Web APIs. these are the pieces that fuel web 2.0. This is a way to get your stuff out there.
It’s increasingly important to make sure that library websites have bling. People really do judge books by their covers. Libraries need more expertise when I comes to graphic design. We might know how to organize information bibliographically, but when it comes to organizing it visually, we stink.
Next-gen library catalogs/discovery systems
All of these next-generation type things are essentially indexes with services running against the index.
The next challenge for libraries is letting patrons use the content that they find. Finding content is not the problem. As libraries we can allow patrons to use the content in a different sort of way. The next gen catalog is a tool to do others things that are exemplified by action verbs: tag it, review it, annotate it, compare and contrast.
Libraries always serve a community: business, university, city, government. Your library will be able to provide services against your content better than Google can.
I want to be able to walk into the stacks and do catalog searches with handheld devices. The fact that when I’m in the library and have less access to resources than when I’m sitting at my desk at home is ridiculous.
What my job often is these days is that I’m paid to write reports you couldn’t pay me to read.
“The future of bibliographic control will be highly collaborative, decentralized, international in scope, and web-based.
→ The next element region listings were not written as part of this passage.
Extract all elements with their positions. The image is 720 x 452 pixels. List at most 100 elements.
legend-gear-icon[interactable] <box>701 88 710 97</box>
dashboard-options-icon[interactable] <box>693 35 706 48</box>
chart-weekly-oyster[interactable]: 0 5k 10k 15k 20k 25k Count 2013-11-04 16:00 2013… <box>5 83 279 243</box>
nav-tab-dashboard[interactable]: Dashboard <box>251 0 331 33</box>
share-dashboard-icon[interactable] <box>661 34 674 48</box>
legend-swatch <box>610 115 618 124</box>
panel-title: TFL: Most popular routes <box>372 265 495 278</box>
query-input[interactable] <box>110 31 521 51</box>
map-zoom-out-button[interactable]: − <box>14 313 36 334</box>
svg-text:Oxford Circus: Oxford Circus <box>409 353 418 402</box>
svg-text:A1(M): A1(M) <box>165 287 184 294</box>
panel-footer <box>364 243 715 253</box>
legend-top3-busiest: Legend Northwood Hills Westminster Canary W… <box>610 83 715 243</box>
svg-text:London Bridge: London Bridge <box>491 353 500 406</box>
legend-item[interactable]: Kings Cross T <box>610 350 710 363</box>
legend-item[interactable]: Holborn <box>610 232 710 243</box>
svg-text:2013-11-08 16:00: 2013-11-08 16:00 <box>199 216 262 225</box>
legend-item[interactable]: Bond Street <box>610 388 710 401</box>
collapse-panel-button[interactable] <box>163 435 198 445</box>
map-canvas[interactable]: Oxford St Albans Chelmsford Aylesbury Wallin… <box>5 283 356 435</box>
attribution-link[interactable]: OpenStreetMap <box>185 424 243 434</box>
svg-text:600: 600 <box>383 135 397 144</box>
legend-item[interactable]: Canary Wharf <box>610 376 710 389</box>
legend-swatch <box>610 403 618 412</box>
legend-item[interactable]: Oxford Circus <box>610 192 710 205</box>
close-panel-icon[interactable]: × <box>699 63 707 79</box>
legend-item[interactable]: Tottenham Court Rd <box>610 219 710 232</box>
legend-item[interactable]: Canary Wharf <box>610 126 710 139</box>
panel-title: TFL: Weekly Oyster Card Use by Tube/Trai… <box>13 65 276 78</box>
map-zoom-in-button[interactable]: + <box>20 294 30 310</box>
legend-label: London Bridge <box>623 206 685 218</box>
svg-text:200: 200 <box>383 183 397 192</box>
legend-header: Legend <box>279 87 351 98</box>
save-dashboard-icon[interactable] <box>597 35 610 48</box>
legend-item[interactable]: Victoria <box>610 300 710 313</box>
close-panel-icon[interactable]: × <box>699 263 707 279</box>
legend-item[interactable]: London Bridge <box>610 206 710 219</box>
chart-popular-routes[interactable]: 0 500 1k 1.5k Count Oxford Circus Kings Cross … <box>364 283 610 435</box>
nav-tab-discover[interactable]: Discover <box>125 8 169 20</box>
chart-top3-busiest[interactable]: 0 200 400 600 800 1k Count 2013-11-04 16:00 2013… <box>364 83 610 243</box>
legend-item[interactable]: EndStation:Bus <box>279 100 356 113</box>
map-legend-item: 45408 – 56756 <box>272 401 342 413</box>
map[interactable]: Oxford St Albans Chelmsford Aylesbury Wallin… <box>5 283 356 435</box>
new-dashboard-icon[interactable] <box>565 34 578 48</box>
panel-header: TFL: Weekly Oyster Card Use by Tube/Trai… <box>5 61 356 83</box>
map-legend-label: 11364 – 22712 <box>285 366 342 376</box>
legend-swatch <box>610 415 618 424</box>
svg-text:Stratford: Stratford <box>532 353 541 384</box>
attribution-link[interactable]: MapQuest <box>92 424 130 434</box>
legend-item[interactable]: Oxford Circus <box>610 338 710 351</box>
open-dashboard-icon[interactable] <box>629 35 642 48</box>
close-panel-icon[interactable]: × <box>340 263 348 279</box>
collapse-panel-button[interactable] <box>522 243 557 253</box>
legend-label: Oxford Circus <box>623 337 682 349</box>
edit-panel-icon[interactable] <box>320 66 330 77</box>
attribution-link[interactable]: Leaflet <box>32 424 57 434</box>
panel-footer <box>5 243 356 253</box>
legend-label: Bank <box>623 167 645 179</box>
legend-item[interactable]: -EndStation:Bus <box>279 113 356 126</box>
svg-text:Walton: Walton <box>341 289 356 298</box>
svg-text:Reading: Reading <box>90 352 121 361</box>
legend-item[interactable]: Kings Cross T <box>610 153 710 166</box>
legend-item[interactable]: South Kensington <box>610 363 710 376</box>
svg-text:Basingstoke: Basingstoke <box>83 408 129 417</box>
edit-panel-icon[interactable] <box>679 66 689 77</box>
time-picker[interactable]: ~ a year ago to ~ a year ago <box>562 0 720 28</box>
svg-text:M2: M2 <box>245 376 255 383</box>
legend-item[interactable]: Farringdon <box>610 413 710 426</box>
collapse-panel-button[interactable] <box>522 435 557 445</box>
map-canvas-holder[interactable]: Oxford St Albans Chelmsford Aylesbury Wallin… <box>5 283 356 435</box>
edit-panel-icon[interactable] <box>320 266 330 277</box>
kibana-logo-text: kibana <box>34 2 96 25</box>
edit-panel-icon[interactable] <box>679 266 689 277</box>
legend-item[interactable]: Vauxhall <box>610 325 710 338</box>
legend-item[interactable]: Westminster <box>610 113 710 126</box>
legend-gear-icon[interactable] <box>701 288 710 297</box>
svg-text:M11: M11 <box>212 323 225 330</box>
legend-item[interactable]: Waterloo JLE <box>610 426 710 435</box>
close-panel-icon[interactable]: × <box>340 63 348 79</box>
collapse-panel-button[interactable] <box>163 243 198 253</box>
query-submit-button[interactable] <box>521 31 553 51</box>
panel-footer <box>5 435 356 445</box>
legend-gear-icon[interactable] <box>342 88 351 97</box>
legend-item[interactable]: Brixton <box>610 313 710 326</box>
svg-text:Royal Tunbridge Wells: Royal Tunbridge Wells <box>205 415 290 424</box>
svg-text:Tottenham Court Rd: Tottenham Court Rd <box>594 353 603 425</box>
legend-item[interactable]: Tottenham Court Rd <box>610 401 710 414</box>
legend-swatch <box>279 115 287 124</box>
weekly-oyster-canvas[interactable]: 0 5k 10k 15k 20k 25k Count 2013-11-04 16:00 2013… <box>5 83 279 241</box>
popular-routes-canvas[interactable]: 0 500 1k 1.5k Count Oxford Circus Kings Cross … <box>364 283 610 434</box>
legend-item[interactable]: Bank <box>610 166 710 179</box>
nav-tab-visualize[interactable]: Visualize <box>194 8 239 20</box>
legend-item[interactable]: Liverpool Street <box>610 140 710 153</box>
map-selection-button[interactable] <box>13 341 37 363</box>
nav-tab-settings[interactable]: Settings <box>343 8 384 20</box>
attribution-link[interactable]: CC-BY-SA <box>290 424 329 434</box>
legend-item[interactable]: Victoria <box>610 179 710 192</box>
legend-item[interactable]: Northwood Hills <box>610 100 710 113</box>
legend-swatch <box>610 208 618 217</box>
It will take place in cooperation with the private sector and users will be among the new partners who collaborate with libraries. Data will be gathered from multiple sources. ”
Paraphrase of the opening section of the Library of Congress Working Group on the Future of Bibliographic Control.
The future of bibliographic control will not have control. It is not going to be a controlled future. It will be a gigantic mash-up. My fear right now is that if we don’t make some extreme changes, it will not involve libraries. Other people will be doing it, we won’t. And we won’t because it is going to be about linking, it is going to be about everyone having access to the data. The data has to be unencumbered and anyone can use it in any way they want. Right now it is easier to get bibliographic data from Amazon and from the publishers than it is from libraries. So if we don’t really get on the ball, the future of bibliographic control is not even going to involve us. There are a lot of things that we have to give up in order to allow this future to include us, one of them being that it no longer matters if the data/records we create for bibliographic data are the same.
Need to be able to offer the users the option to see other items that are similar.
The increase of user to user interaction.
More and more the institution is not going to be the focus of the interaction. As users can connect and interact with each other, that will be their choice. Libraries have to make sure that their content is available and accessible while users are interacting with one another.